Like a seasoned coach strategically positions players to maximize their strengths, RevOps leaders meticulously align sales, marketing, and customer success teams to drive revenue growth. Both scenarios require a keen understanding of individual talents, seamless communication, and a unified vision for success. Whether it’s hitting home runs or smashing revenue targets, the key lies in fostering a collaborative environment where every player knows their role and contributes to the team’s victory.
In this episode of Go-To-Market with Dr. Amy Cook, Steve explains how building effective team cohesion and adapting that alignment to fit each stage of scale is critical to a well-seasoned RevOps team.
“When you’ve got it fully aligned, the teams are working together really well. It is a significant improvement, not just in working within the company, but for the customer experience,” Steve said.
Here are some podcast interview highlights:
Amy: As we’re having this conversation today about aligning sales and marketing, I’m so excited to hear it from your perspective with a finance background.
Steve: Yes, it’s something I’m passionate about as my career progresses. I recognize how important it is for the teams to work together well. It is a significant improvement, not just in working within the company, but for the customer experience. And so that’s why I’m so passionate about it, and feel that when it’s going well, it makes a big difference for your prospects and customers.
Amy: You’ve talked a lot about business evolution. Does alignment look different at each stage?

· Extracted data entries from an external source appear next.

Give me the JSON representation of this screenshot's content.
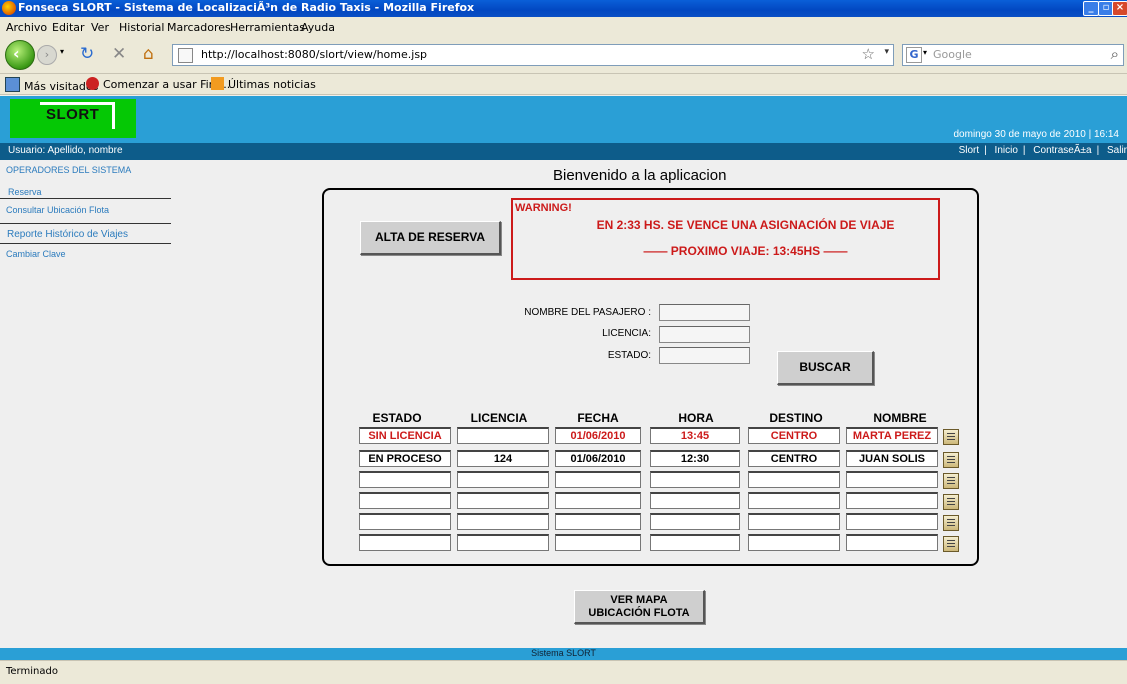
{
  "window": {
    "title": "Fonseca SLORT - Sistema de LocalizaciÃ³n de Radio Taxis - Mozilla Firefox"
  },
  "menu": [
    "Archivo",
    "Editar",
    "Ver",
    "Historial",
    "Marcadores",
    "Herramientas",
    "Ayuda"
  ],
  "nav": {
    "url": "http://localhost:8080/slort/view/home.jsp",
    "search_placeholder": "Google"
  },
  "bookmarks": [
    "Más visitados",
    "Comenzar a usar Fire...",
    "Últimas noticias"
  ],
  "header": {
    "logo": "SLORT",
    "date": "domingo 30 de mayo de 2010 | 16:14",
    "user": "Usuario: Apellido, nombre",
    "links": [
      "Slort",
      "Inicio",
      "ContraseÃ±a",
      "Salir"
    ]
  },
  "sidebar": {
    "items": [
      "OPERADORES DEL SISTEMA",
      "Reserva",
      "Consultar Ubicación Flota",
      "Reporte Histórico de Viajes",
      "Cambiar Clave"
    ]
  },
  "main": {
    "welcome": "Bienvenido a la aplicacion",
    "alta_button": "ALTA DE RESERVA",
    "warning": {
      "title": "WARNING!",
      "line1": "EN 2:33 HS. SE VENCE UNA ASIGNACIÓN DE VIAJE",
      "line2": "—— PROXIMO VIAJE: 13:45HS ——"
    },
    "search": {
      "nombre_label": "NOMBRE DEL PASAJERO :",
      "licencia_label": "LICENCIA:",
      "estado_label": "ESTADO:",
      "buscar_button": "BUSCAR"
    },
    "table": {
      "headers": [
        "ESTADO",
        "LICENCIA",
        "FECHA",
        "HORA",
        "DESTINO",
        "NOMBRE"
      ],
      "rows": [
        [
          "SIN LICENCIA",
          "",
          "01/06/2010",
          "13:45",
          "CENTRO",
          "MARTA PEREZ"
        ],
        [
          "EN PROCESO",
          "124",
          "01/06/2010",
          "12:30",
          "CENTRO",
          "JUAN SOLIS"
        ],
        [
          "",
          "",
          "",
          "",
          "",
          ""
        ],
        [
          "",
          "",
          "",
          "",
          "",
          ""
        ],
        [
          "",
          "",
          "",
          "",
          "",
          ""
        ],
        [
          "",
          "",
          "",
          "",
          "",
          ""
        ]
      ]
    },
    "map_button_l1": "VER MAPA",
    "map_button_l2": "UBICACIÓN FLOTA"
  },
  "footer": "Sistema SLORT",
  "status": "Terminado",
  "colors": {
    "header": "#2a9fd6",
    "logo": "#05c805",
    "userbar": "#0d5c8a",
    "warning": "#cc1a1a"
  }
}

Steve: If you think about what the business needs at the early stage, it’s about establishing product market fit and building product awareness. On the marketing side, they’re going to provide insights into our target customers and determine the messaging we will use.
Sales complement that because they can also provide feedback on what’s actually resonating with the people they’re talking to. But if they’re misaligned, you won’t get that feedback loop. That’s why cohesion between the teams is really important going into the growth phase when you start talking about demand generation, building out that muscle, and thinking about the ICP. You’re also beginning to solve for scalability at that point too. These are just different aspects that, yes, we go to find the ICP maybe a little bit earlier on, but now you’re starting to say, okay, how can we begin to scale our efforts in reaching out to this ICP and starting to create more predictable, consistent revenue streams?
Amy: So as an operations person, how do you build for scale with processes?
Steve: When you start to make sure that everything you’re doing is going through the lens of how the customer will actually view this process and how the customer is going to interact with this process.
That solves the experience part of it, but then we start to think about scale. That’s why, when working cross-departmentally, I can create something that works for a sales operations process, for example. But then you start to think about the marketing operations process, and that’s where you have to work cross-functionally because there is so much interconnectedness as you think about the entire customer journey that it just solved for one part of the journey. It could create that rigidity that you just don’t anticipate until maybe a little bit later on. Scalability also has to be driven by connectedness across your world.
Amy: As a long-time Little League coach, do you see any similarities between your experience as a coach and a COO?
Steve: When you start to lean into the early stages it’s like tee ball, where you simplify everything, right? You have a tee frame that you put on top of home plate, and it stabilizes the ball so it doesn’t move. A coach walks up to the batter, offering a lot of hand-holding by positioning them right next to the base, and they say, swing. The batter starts to do circles, and eventually, they hit the ball. And then once they hit the ball, everyone’s pointing and saying run to that base. Sometimes they run to the opposite base. And the coach cuts them off and brings them over to get back on the right track. During those times, you sometimes start to think of an early-stage company.
Amy: What is the growth stage like?
Steve: The growth stage is when you start to introduce kid pitch. You wonder if it’s going to hit the backstop. You don’t know if it’s going to reach halfway to the plate and if it hits the catcher’s glove. You’re excited but don’t know if that’s a strike.
There’s more refinement when we think about the growth base. But the idea is, you’re starting to try new things. You’ve defined your ICP, and now you’re trying to create that demand generation engine to say, Okay, what’s going to work? What campaigns can we run? What can we do that’s going to really accelerate our growth?